With Artists of Rojava, Artists Association of Azawad (Mazou Ibrahim Touré & Moussa Ag Assarid),Center for Political Beauty (Fabian Eggers, John Kurtz & André Leipold), Chto Delat (Dmitry Vilensky),Concerned Artists of the Philippines (Lisa Ito), Forensic Architecture (Lorenzo Pezzani), Grupo Etcétera(Federico Zukerfeld & Loreto Garín), HudRada (Lada Nakonechna), Gulf Labor (Natascha Sadr Haghighian), Haben und Brauchen (Ina Wudtke & Inga Zimprich), Immigrant Movement International(Tania Bruguera), Institute for Human Activities (Renzo Martens), International Institute of Political Murder (Milo Rau), Jewish Renaissance Movement in Poland (Yael Bartana & Susanne Sachsse), PAF – Performing Arts Forum (Jan Ritsema), Office for Anti-Propaganda (Marina Naprushkina), Schoon Genoeg! (Matthijs de Bruijne), The Laboratory for Insurrectionary Imagination (John Jordan), The Silent University (Emily Fahlén & Ahmet Öğüt), WochenKlausur (Hannah Rosa Öllinger & Manfred Rainer) et al.

Chairs: Ekaterina Degot, Charles Esche, Vincent W.J. van Gerven Oei, Matteo Lucchetti, Marion von Osten and Margarita Tsomou


Artist Organisations International (AOI) brings together over 20 organizations, founded by artists, confronting the current crises in politics, economy, education, immigration and ecology. Artist Organisations International explores the current shift from temporary, precarious art projects to long-term structures of engagement built by artists. Which specific artistic values and political potential do such organizations have? How do they perform? And what could their concrete impact be in various political and social agendas?

The economic crises, the global erosion of civil rights and the massive rise of social movements have demanded new models of structural participation from politically engaged artists. The shift from the working model of the project to that of the organisation no longer reduces artistic engagement to the singular figure of the author and expands its scope and influence—for example by seeking larger alliances with or creating new forms of educational and community structures, non-parliamentary groups, liberation movements, unions or even political parties.

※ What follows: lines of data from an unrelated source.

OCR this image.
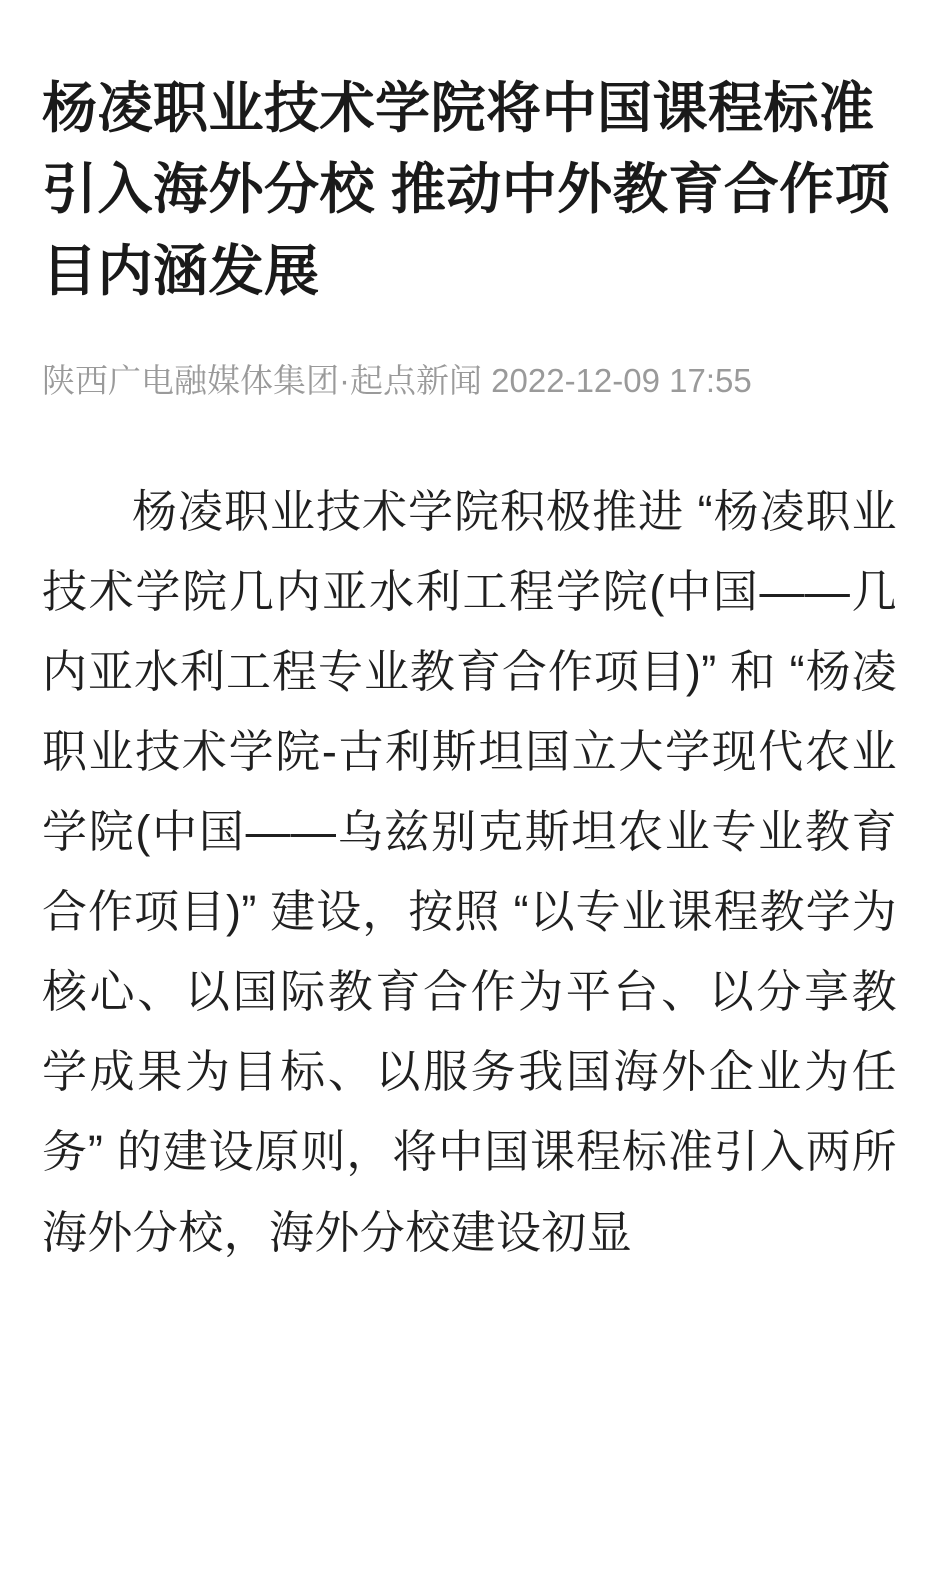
杨凌职业技术学院将中国课程标准引入海外分校 推动中外教育合作项目内涵发展
陕西广电融媒体集团·起点新闻 2022-12-09 17:55

杨凌职业技术学院积极推进 “杨凌职业技术学院几内亚水利工程学院(中国——几内亚水利工程专业教育合作项目)” 和 “杨凌职业技术学院-古利斯坦国立大学现代农业学院(中国——乌兹别克斯坦农业专业教育合作项目)” 建设，按照 “以专业课程教学为核心、以国际教育合作为平台、以分享教学成果为目标、以服务我国海外企业为任务” 的建设原则，将中国课程标准引入两所海外分校，海外分校建设初显
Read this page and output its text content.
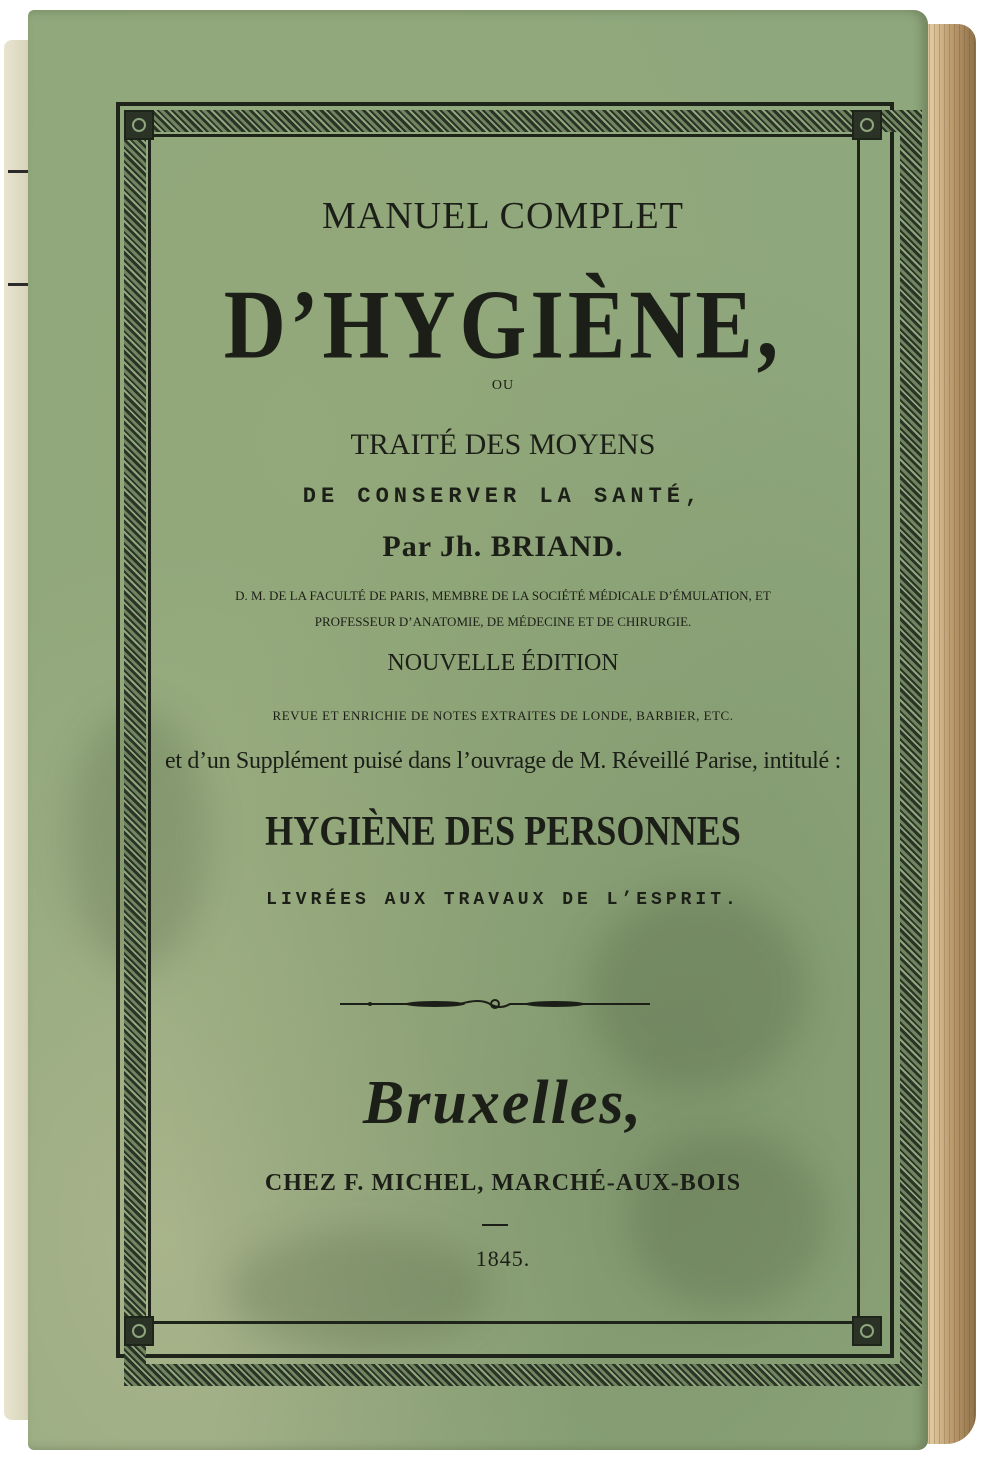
MANUEL COMPLET
D’HYGIÈNE,
OU
TRAITÉ DES MOYENS
DE CONSERVER LA SANTÉ,
Par Jh. BRIAND.
D. M. DE LA FACULTÉ DE PARIS, MEMBRE DE LA SOCIÉTÉ MÉDICALE D’ÉMULATION, ET
PROFESSEUR D’ANATOMIE, DE MÉDECINE ET DE CHIRURGIE.
NOUVELLE ÉDITION
REVUE ET ENRICHIE DE NOTES EXTRAITES DE LONDE, BARBIER, ETC.
et d’un Supplément puisé dans l’ouvrage de M. Réveillé Parise, intitulé :
HYGIÈNE DES PERSONNES
LIVRÉES AUX TRAVAUX DE L’ESPRIT.
Bruxelles,
CHEZ F. MICHEL, MARCHÉ-AUX-BOIS
1845.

While some artists primarily use the concept of an organisation or institution as an artistic form (or perhaps as a metaphor) which serves their artistic vision most properly, for others organisational structures are the necessary means to realize specific political objectives. The invited artist organisations operate as actual organizations—and at the same time they are often works of art themselves or use the possibilities of an artwork by stressing categories such as visual literacy of re-presentation and transformation. They all connect—with different emphasis—symbolic practice and structural effect.

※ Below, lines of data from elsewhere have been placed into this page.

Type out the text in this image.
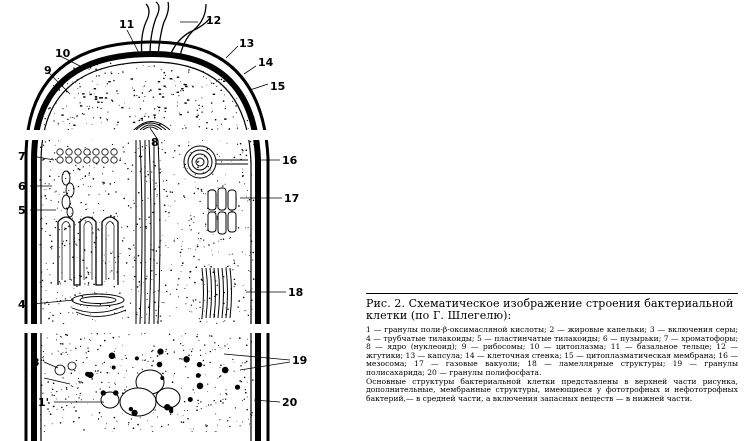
11	12
13
14
15
10
9
8
7
6
5
4
16
17
18
3
2
1'
19
20
1
Рис. 2. Схематическое изображение строения бактериальной клетки (по Г. Шлегелю):
1 — гранулы поли-β-оксимасляной кислоты; 2 — жировые капельки; 3 — включения серы; 4 — трубчатые тилакоиды; 5 — пластинчатые тилакоиды; 6 — пузырьки; 7 — хроматофоры; 8 — ядро (нуклеоид); 9 — рибосомы; 10 — цитоплазма; 11 — базальное тельце; 12 — жгутики; 13 — капсула; 14 — клеточная стенка; 15 — цитоплазматическая мембрана; 16 — мезосома; 17 — газовые вакуоли; 18 — ламеллярные структуры; 19 — гранулы полисахарида; 20 — гранулы полифосфата.
Основные структуры бактериальной клетки представлены в верхней части рисунка, дополнительные, мембранные структуры, имеющиеся у фототрофных и нефототрофных бактерий,— в средней части, а включения запасных веществ — в нижней части.
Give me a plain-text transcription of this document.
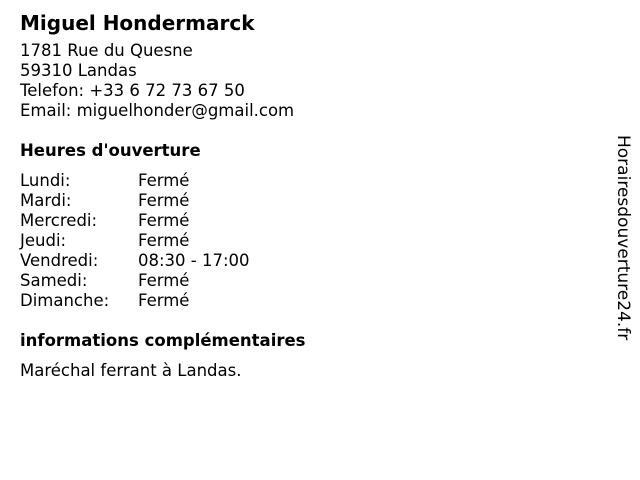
Miguel Hondermarck
1781 Rue du Quesne
59310 Landas
Telefon: +33 6 72 73 67 50
Email: miguelhonder@gmail.com
Heures d'ouverture
Lundi:	Fermé
Mardi:	Fermé
Mercredi:	Fermé
Jeudi:	Fermé
Vendredi:	08:30 - 17:00
Samedi:	Fermé
Dimanche:	Fermé
informations complémentaires
Maréchal ferrant à Landas.
Horairesdouverture24.fr
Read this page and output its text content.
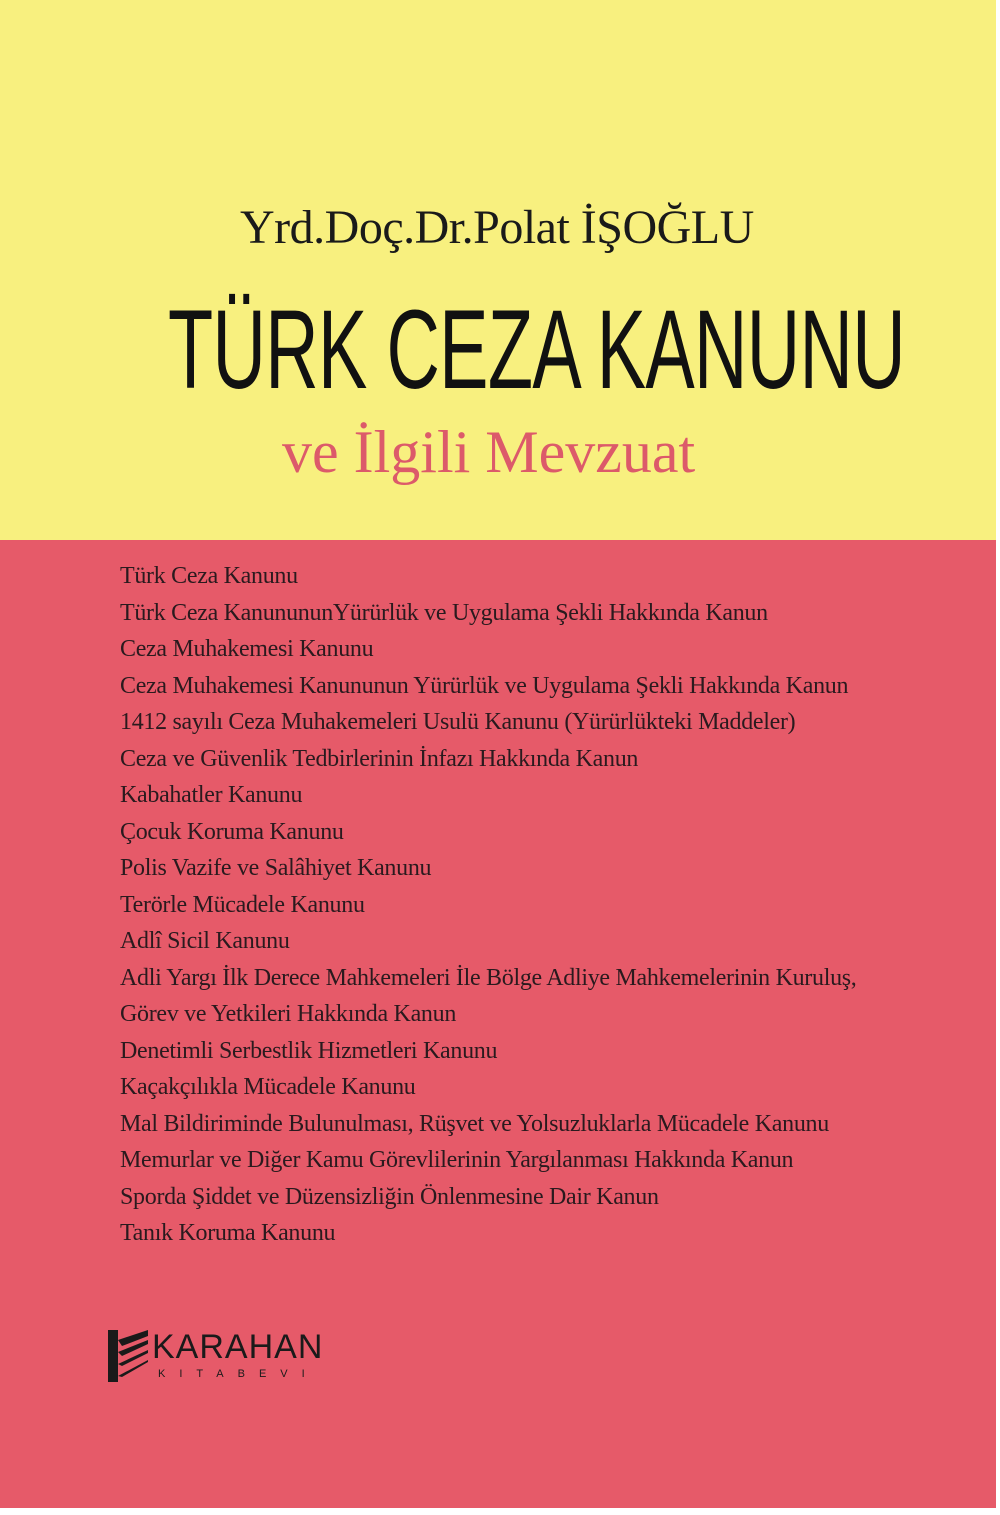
Yrd.Doç.Dr.Polat İŞOĞLU
TÜRK CEZA KANUNU
ve İlgili Mevzuat
Türk Ceza Kanunu
Türk Ceza KanunununYürürlük ve Uygulama Şekli Hakkında Kanun
Ceza Muhakemesi Kanunu
Ceza Muhakemesi Kanununun Yürürlük ve Uygulama Şekli Hakkında Kanun
1412 sayılı Ceza Muhakemeleri Usulü Kanunu (Yürürlükteki Maddeler)
Ceza ve Güvenlik Tedbirlerinin İnfazı Hakkında Kanun
Kabahatler Kanunu
Çocuk Koruma Kanunu
Polis Vazife ve Salâhiyet Kanunu
Terörle Mücadele Kanunu
Adlî Sicil Kanunu
Adli Yargı İlk Derece Mahkemeleri İle Bölge Adliye Mahkemelerinin Kuruluş,
Görev ve Yetkileri Hakkında Kanun
Denetimli Serbestlik Hizmetleri Kanunu
Kaçakçılıkla Mücadele Kanunu
Mal Bildiriminde Bulunulması, Rüşvet ve Yolsuzluklarla Mücadele Kanunu
Memurlar ve Diğer Kamu Görevlilerinin Yargılanması Hakkında Kanun
Sporda Şiddet ve Düzensizliğin Önlenmesine Dair Kanun
Tanık Koruma Kanunu
KARAHAN
KITABEVI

Working collectively has become the paradigm of artistic practice in the last decade. Choosing the form of an organisation is an expression of the longing for more sustainability and resilience, while on the other hand it maintains the performative notion of change and subversion: artist organizations are living organisms that permanently challenge power. Artist Organisations International introduces an array of those strategies as modes of resistance, emancipation and (self-)governance. By seeking new alliances Artist Organisations International aims to contribute to the strengthening of ties and collaboration between different artist organisations worldwide.